Die neuen Festsetzungen sehen im Kernbereich eine maximale Höhe von 22 Metern und im Randbereich von 10,50 Meter vor. Zu der Nachbarbebauung an der Ostbredenstraße seien hohe Abstandsflächen geplant, so Gantefort. An der Beckumer Straße solle eine Gesamthöhe von 12,50 Meter festgeschrieben werden.
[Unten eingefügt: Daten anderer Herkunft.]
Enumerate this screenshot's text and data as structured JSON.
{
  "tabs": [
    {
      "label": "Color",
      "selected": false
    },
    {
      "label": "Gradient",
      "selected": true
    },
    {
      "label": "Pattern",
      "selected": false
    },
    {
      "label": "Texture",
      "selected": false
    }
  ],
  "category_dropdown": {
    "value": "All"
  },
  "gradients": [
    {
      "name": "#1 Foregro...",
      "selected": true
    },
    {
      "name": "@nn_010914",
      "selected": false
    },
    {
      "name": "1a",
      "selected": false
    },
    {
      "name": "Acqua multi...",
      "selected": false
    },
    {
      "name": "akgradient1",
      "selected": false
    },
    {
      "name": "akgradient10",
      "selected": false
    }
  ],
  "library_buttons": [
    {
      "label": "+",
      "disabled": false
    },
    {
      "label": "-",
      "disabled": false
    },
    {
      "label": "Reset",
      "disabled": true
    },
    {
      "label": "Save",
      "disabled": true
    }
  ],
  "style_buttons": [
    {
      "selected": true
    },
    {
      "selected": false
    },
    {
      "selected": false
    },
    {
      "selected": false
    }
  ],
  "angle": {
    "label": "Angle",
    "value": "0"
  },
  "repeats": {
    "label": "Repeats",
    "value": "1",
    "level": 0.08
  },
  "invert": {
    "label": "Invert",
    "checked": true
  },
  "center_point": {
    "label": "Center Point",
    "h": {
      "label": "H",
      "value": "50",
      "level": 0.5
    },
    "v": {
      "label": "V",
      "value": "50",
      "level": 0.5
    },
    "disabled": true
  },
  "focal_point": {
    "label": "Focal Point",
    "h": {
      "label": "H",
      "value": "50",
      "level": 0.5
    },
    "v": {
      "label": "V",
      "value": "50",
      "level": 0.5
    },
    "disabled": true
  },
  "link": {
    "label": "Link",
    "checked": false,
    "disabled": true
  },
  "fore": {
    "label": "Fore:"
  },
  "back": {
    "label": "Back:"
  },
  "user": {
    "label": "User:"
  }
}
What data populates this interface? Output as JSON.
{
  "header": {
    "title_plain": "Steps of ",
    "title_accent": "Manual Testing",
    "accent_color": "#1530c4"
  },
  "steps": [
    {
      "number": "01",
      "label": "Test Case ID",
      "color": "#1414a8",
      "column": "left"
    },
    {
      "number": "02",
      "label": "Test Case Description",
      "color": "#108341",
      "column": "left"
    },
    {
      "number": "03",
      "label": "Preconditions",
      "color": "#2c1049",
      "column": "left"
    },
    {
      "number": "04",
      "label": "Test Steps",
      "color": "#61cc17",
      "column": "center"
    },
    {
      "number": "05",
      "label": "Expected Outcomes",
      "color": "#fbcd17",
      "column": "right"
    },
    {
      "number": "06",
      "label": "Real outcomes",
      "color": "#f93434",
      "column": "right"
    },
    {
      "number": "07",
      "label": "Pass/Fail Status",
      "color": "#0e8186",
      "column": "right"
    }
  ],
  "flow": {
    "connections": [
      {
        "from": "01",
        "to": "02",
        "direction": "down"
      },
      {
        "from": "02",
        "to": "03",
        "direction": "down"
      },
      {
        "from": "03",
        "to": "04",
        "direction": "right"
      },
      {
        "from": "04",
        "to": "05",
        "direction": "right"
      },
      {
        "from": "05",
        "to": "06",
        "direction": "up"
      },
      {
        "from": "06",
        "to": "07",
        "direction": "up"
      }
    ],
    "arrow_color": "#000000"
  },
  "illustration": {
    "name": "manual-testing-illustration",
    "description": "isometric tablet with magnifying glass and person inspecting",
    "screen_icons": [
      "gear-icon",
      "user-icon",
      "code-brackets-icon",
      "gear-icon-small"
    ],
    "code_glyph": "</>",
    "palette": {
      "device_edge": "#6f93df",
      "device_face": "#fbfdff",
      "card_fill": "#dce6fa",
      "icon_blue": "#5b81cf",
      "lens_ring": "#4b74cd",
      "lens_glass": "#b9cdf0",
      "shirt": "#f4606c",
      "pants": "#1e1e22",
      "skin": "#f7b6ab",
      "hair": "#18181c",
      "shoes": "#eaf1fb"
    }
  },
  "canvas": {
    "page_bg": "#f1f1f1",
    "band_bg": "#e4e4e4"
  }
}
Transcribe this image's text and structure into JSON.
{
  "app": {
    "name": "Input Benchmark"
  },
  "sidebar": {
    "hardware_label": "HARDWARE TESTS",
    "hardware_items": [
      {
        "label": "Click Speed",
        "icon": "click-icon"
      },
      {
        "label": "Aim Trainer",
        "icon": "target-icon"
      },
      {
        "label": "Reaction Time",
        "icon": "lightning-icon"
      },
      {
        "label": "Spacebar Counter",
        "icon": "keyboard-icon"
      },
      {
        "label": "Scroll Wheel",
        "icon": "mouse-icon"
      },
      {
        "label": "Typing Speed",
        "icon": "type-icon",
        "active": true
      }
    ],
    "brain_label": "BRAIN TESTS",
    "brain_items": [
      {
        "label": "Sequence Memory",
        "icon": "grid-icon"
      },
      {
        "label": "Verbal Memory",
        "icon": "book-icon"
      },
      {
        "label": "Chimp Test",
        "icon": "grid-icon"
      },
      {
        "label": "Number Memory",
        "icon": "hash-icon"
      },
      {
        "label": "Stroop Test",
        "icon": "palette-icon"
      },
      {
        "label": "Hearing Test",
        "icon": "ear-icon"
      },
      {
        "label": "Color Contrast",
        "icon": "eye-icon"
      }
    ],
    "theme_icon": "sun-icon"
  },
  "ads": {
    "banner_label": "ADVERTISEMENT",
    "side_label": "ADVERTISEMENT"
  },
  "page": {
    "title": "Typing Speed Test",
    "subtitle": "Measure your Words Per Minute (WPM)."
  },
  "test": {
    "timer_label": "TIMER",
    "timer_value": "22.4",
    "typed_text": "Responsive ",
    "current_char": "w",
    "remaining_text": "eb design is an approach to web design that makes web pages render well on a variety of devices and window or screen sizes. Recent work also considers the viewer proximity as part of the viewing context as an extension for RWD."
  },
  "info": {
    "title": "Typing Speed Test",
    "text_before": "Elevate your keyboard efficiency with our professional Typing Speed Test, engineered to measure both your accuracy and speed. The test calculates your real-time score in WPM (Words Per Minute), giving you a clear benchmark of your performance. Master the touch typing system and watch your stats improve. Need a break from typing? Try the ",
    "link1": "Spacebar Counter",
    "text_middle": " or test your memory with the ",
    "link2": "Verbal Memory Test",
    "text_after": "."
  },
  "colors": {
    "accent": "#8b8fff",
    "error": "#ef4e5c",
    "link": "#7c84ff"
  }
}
In einem zweistufigen Verfahren mit Träger- und Bürgerbeteiligung sowie gutachterlicher Begleitung soll der B-Plan neu aufgestellt werden.

Mit der Errichtung des ersten Gebäudes wolle das Unternehmen bereits 2019 starten, berichtete Gantefort. „Ahlen kann froh und glücklich sein, wenn Kaldewei hochwertig baut“, meinte FWG-Fraktionschef Heinrich Artmann. Auch Erhard Richard (CDU) stellte die positive Begleitung seiner Fraktion in Aussicht. „Ich kann mir nicht vorstellen, dass irgendjemand gegen die Vorhaben sprechen sollte“, sagte Uwe Maschelski und warnte gleichzetig davor, die Pläne zu zerreden. Bei einer Enthaltung von BMA-Ratsfrau Martina Maury fasste der Ausschuss den Aufstellungsbeschluss für den B-Plan.